Baxter first warned about problems with its Spectrum V8 and Spectrum IQ infusion pumps in a safety communication on Dec. 29, 2021. The company noted that the pumps would not sound an alarm if a blockage was preventing medication from flowing to a patient, caused by previous alarms not being resolved correctly.
The problems affects more than 140,600 Sigma V8 infusion systems and more than 175,000 Spectrum IQ pumps.
According to Baxter, providers can continue to use the pumps, but must follow on-screen instructions and in the operator's manual. For instance, they should check that all clamps are open, that there are no kinks in the tubing and confirm fluid flow before infusion and during an occlusion alarm.
Baxter did not specify whether it plans to make updates to its user manual, but the company said in an email to MedTech Dive that "we are working with FDA to address this issue and will communicate directly with customers regarding any further actions, including possible labeling updates."
This isn't the first time that infusion pumps have come under scrutiny. In 2020, Baxter recalled three of its infusion pumps due to unplanned device shutdowns. According to the company, improper cleaning of the devices could lead to corrosion or residue build-up, which could result in an unplanned shutdown if the device is running on battery power.
Patient safety nonprofit ECRI listed damaged infusion pumps as one of its top medical device safety hazards for 2022, noting that improper cleaning, mishandling or poor device design can result in patients not receiving the correct flow of medication.

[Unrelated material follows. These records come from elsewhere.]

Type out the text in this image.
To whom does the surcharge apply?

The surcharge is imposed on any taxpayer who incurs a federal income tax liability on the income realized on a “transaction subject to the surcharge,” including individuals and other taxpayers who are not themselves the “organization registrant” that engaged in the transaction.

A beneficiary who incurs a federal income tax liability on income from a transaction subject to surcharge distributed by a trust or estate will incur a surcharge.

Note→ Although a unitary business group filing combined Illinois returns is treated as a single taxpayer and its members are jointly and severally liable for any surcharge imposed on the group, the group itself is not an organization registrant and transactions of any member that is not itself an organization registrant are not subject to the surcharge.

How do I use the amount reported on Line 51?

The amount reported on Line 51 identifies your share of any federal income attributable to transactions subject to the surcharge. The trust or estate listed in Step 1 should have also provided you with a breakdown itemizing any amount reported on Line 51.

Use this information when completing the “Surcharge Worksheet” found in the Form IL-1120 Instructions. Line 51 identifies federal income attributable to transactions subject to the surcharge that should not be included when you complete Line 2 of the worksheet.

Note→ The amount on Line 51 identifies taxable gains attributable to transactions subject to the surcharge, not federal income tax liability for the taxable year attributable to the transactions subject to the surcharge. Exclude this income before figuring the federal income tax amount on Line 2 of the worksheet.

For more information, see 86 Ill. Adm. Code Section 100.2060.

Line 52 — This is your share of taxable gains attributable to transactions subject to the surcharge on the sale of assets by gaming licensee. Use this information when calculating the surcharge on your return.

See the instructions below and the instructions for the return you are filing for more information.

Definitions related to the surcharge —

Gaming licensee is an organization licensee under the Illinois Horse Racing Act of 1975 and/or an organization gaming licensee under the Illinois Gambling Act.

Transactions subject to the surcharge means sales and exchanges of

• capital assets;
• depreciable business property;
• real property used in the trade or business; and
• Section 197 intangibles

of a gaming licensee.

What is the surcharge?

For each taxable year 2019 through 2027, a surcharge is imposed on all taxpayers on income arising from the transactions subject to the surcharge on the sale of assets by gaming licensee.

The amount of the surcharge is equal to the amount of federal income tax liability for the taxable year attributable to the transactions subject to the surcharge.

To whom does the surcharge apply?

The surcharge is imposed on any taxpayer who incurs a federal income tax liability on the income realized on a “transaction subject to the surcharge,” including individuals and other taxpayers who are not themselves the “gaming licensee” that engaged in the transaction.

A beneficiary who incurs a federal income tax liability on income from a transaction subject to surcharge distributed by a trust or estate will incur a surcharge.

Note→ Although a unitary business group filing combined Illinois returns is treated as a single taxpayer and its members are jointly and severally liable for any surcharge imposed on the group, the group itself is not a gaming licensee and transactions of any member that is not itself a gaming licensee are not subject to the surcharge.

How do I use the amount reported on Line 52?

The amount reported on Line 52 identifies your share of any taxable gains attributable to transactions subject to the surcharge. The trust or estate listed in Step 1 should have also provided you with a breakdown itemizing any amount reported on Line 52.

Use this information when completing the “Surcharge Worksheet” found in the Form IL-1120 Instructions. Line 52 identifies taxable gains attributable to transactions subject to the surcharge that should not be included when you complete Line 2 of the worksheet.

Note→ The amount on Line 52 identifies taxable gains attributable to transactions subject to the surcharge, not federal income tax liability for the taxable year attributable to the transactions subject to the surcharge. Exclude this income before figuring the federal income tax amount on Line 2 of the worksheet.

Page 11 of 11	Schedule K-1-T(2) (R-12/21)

According to an ECRI alert, one of its member hospitals reported multiple incidents of a significant delay to an upstream occlusion alarm.
A little over a decade ago, the FDA flagged "significant safety issues" with infusion pumps, noting that some adverse events may be the result of user error, but many of them are also related to deficiencies in device design and engineering. Around that time, the agency rolled out an infusion pump improvement initiative, asking manufacturers to include more safety information in their premarket submissions, and launching a series of inspections, starting in 2011.